Au paragraphe 62, du jugement de la Cour suprême, on peut y lire : « Il est largement reconnu que l’âge influe sur le développement du jugement et du discernement moral ». Les juges majoritaires citent à l’appui de leur décision le commentaire du professeur Allan Manson selon lequel le principe général qui s’applique aux jeunes contrevenants […] veut qu’un manque d’expérience de la vie justifie qu’on fasse preuve de clémence et d’optimisme quant à l’avenir » (The Law of Sentencing (2001), p. 103-104). Ils citent également le professeur Nicholas Bala selon qui « le sens du jugement moral qu’ont les adultes n’est pas complètement développé chez les adolescents et encore moins chez les enfants. Les adolescents n’ont pas non plus la capacité intellectuelle d’évaluer pleinement les conséquences de leurs actes. Dans de nombreux contextes, les jeunes ne sont pas conscients de la portée et des conséquences de leurs actes, et ils peuvent être incapables de s’identifier aux éventuelles victimes de leurs actes fautifs. […] En raison de leur manque de jugement et de leur imprévoyance, les jeunes ont tendance à être de piètres criminels et, du moins comparativement aux adultes, ils sont relativement faciles à appréhender. […] Cela revient à dire non pas que les contrevenants adolescents ne devraient pas être moralement ou légalement responsables de leurs actes criminels, mais seulement que leur responsabilité devrait être plus limitée que dans le cas d’un adulte ».

Comme le souligne la juge Abella, l’arrêt ne signifie cependant pas qu’un adolescent ne peut pas être assujetti à une peine applicable aux adultes. « Il se peut que la gravité de l’infraction et la situation de l’adolescent qui l’a commise justifient que celui-ci le soit malgré son âge », écrit-elle.

Les quatre juges minoritaires Rothstein, Bastarache, Charron et Deschamps considèrent pour leur part que la Loi ne viole pas la Charte canadienne des droits et libertés.

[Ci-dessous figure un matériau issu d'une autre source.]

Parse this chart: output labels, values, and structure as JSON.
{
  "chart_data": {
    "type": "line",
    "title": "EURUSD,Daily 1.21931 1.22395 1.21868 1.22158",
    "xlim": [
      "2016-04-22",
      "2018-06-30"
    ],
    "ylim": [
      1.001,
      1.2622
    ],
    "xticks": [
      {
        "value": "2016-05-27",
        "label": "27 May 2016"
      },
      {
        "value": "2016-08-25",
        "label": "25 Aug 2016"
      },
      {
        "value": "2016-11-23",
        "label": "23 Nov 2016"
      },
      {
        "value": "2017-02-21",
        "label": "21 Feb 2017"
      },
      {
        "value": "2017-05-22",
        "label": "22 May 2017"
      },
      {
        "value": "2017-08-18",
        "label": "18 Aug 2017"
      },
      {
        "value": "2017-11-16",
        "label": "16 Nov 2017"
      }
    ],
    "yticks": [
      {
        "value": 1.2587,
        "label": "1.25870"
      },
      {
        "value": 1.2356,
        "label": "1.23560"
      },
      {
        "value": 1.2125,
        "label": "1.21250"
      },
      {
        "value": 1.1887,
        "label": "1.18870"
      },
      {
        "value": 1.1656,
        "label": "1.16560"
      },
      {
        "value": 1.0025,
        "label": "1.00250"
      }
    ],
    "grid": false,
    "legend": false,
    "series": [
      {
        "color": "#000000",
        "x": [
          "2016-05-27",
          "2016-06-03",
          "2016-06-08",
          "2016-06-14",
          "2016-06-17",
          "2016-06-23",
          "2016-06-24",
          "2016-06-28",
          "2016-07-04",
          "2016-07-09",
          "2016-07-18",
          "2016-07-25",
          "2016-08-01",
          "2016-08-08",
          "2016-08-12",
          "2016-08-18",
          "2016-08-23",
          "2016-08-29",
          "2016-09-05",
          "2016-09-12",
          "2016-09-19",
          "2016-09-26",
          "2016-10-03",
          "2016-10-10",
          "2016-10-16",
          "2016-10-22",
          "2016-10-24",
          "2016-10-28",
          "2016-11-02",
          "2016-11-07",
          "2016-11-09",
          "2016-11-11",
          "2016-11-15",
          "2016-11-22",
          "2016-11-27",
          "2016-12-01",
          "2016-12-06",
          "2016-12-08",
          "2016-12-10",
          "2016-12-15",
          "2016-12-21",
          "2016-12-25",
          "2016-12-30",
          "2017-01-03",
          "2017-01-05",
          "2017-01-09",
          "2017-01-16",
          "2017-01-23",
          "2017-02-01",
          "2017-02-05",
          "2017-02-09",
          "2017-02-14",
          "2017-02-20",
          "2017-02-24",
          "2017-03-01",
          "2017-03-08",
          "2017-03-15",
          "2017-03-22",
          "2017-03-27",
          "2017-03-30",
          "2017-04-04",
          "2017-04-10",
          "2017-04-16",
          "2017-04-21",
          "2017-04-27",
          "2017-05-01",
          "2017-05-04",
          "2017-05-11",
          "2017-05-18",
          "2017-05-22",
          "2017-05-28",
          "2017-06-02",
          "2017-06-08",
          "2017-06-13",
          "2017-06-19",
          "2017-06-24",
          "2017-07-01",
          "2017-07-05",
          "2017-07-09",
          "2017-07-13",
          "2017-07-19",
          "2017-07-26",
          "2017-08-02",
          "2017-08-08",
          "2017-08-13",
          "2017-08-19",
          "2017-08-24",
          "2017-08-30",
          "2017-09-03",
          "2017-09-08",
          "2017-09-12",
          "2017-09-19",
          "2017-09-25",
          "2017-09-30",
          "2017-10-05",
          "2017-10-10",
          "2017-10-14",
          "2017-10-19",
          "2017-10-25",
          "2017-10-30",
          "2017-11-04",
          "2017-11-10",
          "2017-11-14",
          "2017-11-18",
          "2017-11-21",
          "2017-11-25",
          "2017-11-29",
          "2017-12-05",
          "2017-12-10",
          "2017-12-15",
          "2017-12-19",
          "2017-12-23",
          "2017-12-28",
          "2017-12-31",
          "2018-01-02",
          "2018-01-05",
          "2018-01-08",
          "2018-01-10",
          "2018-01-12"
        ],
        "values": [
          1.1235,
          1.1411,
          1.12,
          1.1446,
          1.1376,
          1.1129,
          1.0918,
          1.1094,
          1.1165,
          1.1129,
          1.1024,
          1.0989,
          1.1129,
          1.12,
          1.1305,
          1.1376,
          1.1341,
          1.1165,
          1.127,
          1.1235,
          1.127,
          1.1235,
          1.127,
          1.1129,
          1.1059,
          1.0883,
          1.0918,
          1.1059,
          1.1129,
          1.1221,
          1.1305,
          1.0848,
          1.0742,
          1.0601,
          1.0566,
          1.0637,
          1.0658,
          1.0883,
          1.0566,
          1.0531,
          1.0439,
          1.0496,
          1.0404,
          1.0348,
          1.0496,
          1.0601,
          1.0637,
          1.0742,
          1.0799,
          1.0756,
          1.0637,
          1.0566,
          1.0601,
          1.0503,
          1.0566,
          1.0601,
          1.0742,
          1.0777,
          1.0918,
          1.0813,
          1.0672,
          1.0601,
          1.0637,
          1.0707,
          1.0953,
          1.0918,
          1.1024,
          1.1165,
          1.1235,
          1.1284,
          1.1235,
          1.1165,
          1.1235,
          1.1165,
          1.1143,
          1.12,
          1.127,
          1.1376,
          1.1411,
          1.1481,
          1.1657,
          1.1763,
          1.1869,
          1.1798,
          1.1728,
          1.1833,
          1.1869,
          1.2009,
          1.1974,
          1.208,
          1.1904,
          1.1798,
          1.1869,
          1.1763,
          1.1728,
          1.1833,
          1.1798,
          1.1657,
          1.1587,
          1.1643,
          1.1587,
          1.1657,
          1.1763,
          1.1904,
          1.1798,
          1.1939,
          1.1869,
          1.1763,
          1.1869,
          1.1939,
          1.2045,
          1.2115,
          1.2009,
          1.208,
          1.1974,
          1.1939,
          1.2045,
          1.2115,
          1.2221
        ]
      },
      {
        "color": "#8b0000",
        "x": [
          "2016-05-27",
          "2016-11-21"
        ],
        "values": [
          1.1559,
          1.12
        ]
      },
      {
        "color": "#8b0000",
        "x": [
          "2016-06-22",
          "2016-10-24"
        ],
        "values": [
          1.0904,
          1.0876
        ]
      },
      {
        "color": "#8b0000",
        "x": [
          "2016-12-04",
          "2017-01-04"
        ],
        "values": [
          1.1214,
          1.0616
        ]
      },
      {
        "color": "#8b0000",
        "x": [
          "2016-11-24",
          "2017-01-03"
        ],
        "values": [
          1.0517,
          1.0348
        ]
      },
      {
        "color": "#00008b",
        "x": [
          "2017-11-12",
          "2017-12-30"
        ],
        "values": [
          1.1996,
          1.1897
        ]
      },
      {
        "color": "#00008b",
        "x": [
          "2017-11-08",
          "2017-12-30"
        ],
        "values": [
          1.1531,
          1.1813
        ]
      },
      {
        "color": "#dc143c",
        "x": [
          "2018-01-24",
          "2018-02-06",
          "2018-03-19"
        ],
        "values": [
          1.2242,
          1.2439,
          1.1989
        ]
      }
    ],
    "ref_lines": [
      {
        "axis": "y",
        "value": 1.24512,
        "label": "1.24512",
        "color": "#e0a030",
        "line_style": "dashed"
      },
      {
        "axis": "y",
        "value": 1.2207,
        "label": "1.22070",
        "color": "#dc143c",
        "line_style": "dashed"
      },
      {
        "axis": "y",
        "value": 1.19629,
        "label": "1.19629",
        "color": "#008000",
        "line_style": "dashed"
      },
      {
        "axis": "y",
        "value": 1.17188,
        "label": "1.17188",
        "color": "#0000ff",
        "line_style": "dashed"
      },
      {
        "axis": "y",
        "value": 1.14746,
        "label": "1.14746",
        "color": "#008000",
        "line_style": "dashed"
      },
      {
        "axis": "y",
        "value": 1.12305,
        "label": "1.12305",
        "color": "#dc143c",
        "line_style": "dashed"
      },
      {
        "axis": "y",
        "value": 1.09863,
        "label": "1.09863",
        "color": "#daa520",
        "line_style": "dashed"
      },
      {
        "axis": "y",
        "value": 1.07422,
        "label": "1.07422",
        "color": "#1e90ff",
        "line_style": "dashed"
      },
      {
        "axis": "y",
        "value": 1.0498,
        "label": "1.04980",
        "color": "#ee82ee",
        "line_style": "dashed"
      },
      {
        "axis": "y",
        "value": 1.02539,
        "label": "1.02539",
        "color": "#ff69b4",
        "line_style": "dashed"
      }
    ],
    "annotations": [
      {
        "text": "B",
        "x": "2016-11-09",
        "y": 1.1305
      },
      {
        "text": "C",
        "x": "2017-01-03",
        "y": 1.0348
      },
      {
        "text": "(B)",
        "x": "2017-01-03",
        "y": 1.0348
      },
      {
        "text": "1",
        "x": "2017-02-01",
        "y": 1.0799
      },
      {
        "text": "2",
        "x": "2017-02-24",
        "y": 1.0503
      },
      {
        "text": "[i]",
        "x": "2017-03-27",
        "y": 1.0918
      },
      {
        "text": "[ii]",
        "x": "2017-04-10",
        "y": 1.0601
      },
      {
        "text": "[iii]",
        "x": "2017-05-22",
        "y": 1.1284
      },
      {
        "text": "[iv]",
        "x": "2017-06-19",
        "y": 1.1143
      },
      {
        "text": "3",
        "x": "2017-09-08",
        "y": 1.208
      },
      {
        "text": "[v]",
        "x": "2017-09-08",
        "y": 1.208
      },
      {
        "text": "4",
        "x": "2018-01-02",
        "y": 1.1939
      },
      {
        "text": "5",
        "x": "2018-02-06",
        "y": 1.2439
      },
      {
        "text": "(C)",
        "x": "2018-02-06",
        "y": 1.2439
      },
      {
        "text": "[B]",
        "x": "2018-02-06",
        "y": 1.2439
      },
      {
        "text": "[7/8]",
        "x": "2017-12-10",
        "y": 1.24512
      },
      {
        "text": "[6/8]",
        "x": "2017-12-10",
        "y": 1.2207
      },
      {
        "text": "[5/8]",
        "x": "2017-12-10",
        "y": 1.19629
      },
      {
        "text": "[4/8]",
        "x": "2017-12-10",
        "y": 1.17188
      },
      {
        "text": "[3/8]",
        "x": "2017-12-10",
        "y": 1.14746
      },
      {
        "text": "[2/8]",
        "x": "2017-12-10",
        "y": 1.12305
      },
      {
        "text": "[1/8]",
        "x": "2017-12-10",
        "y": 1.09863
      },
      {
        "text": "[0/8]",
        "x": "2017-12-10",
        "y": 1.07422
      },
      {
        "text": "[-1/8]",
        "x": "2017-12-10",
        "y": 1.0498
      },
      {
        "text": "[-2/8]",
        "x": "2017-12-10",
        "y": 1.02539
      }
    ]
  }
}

Selon les juges minoritaires, les dispositions incriminées de la loi sur le système de justice pénale pour les adolescents ne violent pas la Charte canadienne des droits et libertés et ne sont donc pas inconstitutionnelles, parce que le législateur a donné aux adolescents la possibilité de convaincre le tribunal qu’il n’y a pas lieu d’appliquer des peines d’adultes. Selon ces derniers, il n’y a pas de consensus sur cette question dans la société.

Le ministre fédéral de la Justice, Rob Nicholson, s’est dit « déçu » de la décision de la cour et de ses incidences. Il a réitéré l’engagement du gouvernement minoritaire conservateur de « s’assurer que les peines imposées sont proportionnelles à la gravité de l’infraction et au degré de responsabilité du délinquant ».